Sono preparate le imprese? Secondo una indagine dell’Osservatorio information securtiy and privacy del Politecnico di Milano solo il 9% delle aziende ha attivato un progetto specifico per affrontare i nuovi obblighi. E solo un 35% prevede di stanziare a breve un budget destinato.

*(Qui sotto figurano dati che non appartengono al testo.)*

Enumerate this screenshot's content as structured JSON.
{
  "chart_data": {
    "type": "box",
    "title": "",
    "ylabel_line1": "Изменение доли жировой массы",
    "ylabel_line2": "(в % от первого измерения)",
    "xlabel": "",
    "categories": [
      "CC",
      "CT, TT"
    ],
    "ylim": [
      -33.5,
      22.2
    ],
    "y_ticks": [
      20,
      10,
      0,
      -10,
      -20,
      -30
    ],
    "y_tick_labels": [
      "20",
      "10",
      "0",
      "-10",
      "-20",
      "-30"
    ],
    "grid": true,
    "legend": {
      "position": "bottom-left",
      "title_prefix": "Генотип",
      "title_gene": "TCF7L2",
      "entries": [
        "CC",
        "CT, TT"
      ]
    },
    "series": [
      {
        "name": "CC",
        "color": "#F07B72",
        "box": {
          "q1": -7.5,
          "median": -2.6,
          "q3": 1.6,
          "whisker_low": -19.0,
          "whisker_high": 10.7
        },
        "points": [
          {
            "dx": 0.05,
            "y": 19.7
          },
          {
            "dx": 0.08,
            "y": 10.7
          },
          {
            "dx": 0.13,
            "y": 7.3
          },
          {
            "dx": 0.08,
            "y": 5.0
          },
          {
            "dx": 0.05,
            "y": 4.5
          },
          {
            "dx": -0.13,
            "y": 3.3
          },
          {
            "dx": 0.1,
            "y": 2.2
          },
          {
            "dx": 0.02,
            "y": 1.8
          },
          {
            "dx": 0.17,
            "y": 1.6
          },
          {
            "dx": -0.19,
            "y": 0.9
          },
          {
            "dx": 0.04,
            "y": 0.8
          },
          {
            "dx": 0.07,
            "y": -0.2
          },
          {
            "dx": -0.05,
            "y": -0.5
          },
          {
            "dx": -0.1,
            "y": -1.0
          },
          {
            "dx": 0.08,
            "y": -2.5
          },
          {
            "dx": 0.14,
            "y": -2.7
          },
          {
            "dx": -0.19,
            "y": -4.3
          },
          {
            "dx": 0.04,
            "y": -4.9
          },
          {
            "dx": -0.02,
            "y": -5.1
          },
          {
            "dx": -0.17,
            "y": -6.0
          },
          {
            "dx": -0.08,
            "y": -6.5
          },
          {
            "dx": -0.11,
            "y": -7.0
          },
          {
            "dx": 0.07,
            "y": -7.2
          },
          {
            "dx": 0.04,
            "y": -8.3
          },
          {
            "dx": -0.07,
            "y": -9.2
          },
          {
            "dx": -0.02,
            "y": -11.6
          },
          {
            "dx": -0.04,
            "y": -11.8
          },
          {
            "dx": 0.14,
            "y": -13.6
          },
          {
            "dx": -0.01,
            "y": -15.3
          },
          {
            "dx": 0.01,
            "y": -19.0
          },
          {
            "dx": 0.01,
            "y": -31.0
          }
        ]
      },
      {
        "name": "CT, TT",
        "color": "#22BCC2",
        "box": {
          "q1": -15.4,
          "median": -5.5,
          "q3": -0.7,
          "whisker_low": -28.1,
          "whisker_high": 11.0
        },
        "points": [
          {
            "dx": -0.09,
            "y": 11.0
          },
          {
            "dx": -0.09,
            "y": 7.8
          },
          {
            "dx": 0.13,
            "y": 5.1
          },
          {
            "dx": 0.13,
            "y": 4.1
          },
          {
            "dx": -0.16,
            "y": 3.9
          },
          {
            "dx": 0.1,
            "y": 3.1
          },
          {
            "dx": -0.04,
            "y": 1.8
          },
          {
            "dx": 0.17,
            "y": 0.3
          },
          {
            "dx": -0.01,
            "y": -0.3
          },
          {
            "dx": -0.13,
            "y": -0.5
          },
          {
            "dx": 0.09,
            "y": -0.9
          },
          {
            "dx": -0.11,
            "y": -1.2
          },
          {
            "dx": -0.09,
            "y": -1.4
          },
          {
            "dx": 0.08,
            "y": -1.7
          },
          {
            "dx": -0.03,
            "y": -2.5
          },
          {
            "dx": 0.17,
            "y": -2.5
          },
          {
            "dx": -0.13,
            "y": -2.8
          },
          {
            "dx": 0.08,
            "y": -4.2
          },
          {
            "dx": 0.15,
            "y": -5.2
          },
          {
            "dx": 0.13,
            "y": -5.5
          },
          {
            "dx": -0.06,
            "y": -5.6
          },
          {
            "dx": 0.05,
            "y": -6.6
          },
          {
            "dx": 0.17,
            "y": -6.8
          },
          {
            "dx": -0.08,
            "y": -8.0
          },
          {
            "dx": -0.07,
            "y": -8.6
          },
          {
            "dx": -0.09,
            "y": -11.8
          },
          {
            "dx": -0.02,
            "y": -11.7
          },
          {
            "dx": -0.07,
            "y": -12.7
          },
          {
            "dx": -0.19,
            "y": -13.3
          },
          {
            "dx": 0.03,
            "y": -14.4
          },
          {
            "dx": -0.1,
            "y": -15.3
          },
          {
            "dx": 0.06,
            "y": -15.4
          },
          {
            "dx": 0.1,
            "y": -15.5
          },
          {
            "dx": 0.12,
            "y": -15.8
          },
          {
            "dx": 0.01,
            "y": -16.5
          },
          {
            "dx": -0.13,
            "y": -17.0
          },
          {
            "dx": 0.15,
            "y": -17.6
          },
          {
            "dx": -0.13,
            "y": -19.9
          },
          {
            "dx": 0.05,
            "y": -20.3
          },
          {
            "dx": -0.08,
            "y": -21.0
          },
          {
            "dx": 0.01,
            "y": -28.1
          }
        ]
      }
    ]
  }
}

Cosa prevede la normativa? Si dovrà ad esempio effettuare uno screening dei rischi nelle procedure di trattamento dei dati e in alcuni casi procedere con una valutazione di impatto. In caso di violazione, attacco, perdita di dati informatici si dovranno informare le autorità di controllo e in alcuni casi anche i diretti interessati. Alcune tipologie di aziende dovranno dotarsi di un responsabile della protezione dei dati. Con il nuovo regolamento il titolare del trattamento ha l’obbligo di adottare i mezzi di tutela dei dati, ma soprattutto di comprovarlo. Per questo dovrà utilizzare sistemi di gestione ad hoc capaci di monitorare, documentare, verificare oltre che tutelare. Vale a dire dotarsi di modelli di governance multidisciplinare nella gestione dei dati.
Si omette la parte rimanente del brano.